Del Toro’s first Hellboy film was based loosely on the first Hellboy comic series, Seed of Destruction. The movie sequel, Hellboy II: The Golden Army, was more of an original story. By contrast, Marshall’s Hellboy film will be a much closer textual adaptation, based on a story told over three miniseries (Darkness Calls, The Wild Hunt, and The Storm and the Fury) written by Mignola and illustrated by Duncan Fegredo. It is the longest run of Hellboy stories not illustrated by Mignola himself, and it tells the story of Nimue the Blood Queen raising an army of demonic fairies to attack the mortal world in an apocalyptic conflagration. Milla Jovovich has been cast as the movie’s Blood Queen.

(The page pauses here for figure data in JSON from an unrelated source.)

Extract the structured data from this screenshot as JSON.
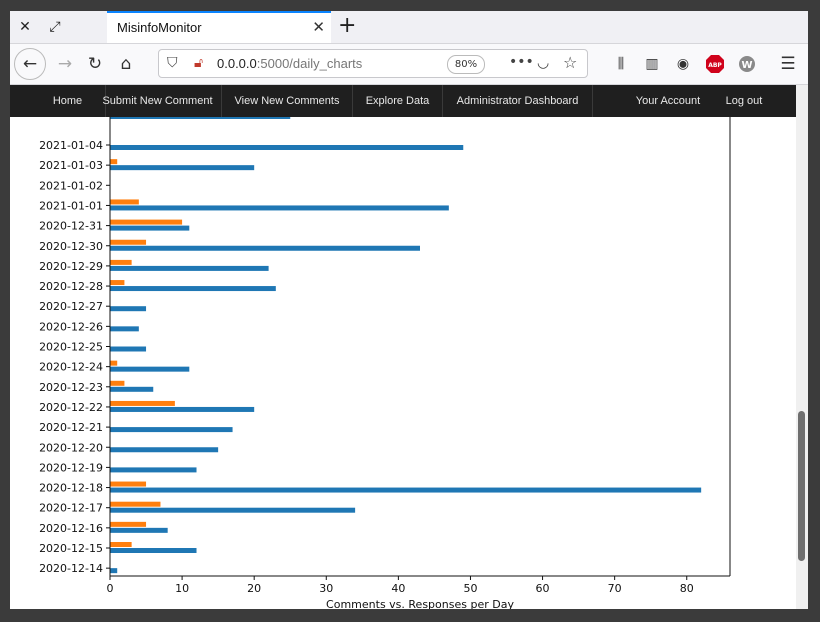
{
  "browser": {
    "tab_title": "MisinfoMonitor",
    "url_host": "0.0.0.0",
    "url_rest": ":5000/daily_charts",
    "zoom": "80%"
  },
  "site_nav": {
    "items": [
      "Home",
      "Submit New Comment",
      "View New Comments",
      "Explore Data",
      "Administrator Dashboard"
    ],
    "right_items": [
      "Your Account",
      "Log out"
    ]
  },
  "colors": {
    "comments": "#1f77b4",
    "responses": "#ff7f0e",
    "nav_bg": "#1f1f1f"
  },
  "chart_data": {
    "type": "bar",
    "orientation": "horizontal",
    "xlabel": "Comments vs. Responses per Day",
    "xlim": [
      0,
      86
    ],
    "xticks": [
      0,
      10,
      20,
      30,
      40,
      50,
      60,
      70,
      80
    ],
    "categories": [
      "2021-01-04",
      "2021-01-03",
      "2021-01-02",
      "2021-01-01",
      "2020-12-31",
      "2020-12-30",
      "2020-12-29",
      "2020-12-28",
      "2020-12-27",
      "2020-12-26",
      "2020-12-25",
      "2020-12-24",
      "2020-12-23",
      "2020-12-22",
      "2020-12-21",
      "2020-12-20",
      "2020-12-19",
      "2020-12-18",
      "2020-12-17",
      "2020-12-16",
      "2020-12-15",
      "2020-12-14"
    ],
    "series": [
      {
        "values": [
          49,
          20,
          0,
          47,
          11,
          43,
          22,
          23,
          5,
          4,
          5,
          11,
          6,
          20,
          17,
          15,
          12,
          82,
          34,
          8,
          12,
          1
        ]
      },
      {
        "values": [
          0,
          1,
          0,
          4,
          10,
          5,
          3,
          2,
          0,
          0,
          0,
          1,
          2,
          9,
          0,
          0,
          0,
          5,
          7,
          5,
          3,
          0
        ]
      }
    ],
    "clipped_top_bar": 25
  }
}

“The first film was based on one of the comics, but Del Toro was looking to reinvent everything. I think the difference is here, the bulk of the Fegredo arc takes place in the real world,” Mignola says. “So instead of making up a whole fantasy world, it was, ‘Let’s find locations that feel like these real-world locales that Duncan drew in the comic.’ I think the bulk of the characters in the film are established in the comic. It was insane for me to walk in there and see that someone did a really nice rendering of a creature I created or Duncan created. It’s got a whole different feel from the older movies. Duncan’s not working on it, but I did see stuff in the movie that was so close to what Duncan drew, more so than what was in the previous movies. It was pretty exciting. ”

At the same time, Mignola is currently returning to a leftover thread from the Fegredo stories with a new miniseries, Koschei the Deathless. The five-issue comic tells the backstory of the titular warrior, a figure from Russian myth who became immortal by hiding his soul inside an egg inside a duck inside a rabbit inside a goat. The witch Baba Yaga employed Koschei to attack Hellboy in Darkness Calls, but Mignola says he felt there were still some stories left to tell with the character. Even though Mignola has wound down his comics work as Hellboy’s story reaches its grand finale, this was one of the remaining stories he wanted to tell, alongside artist Ben Stenbeck.

“The Koshchei miniseries came about because I had done the origin for this guy, but there were so many other Russian folktales I wanted to weave in,” Mignola says. “In Darkness Calls, there are a couple throwaway bits. While Koshchei is fighting Hellboy, there are a couple skeletons on a hillside who say ‘I was with Koshchei when he fought the Nightingale’ and ‘I was with Koshchei when he went into the mountains to fight a dragon.’ So I always knew, well that’s at least two stories I have to tell. Of course, it turns out both those guys were lying because they weren’t there when those things happened.”

Koschei the Deathless #3 is on stands this week. Marshall’s Hellboy movie is currently set for a January 2019 release.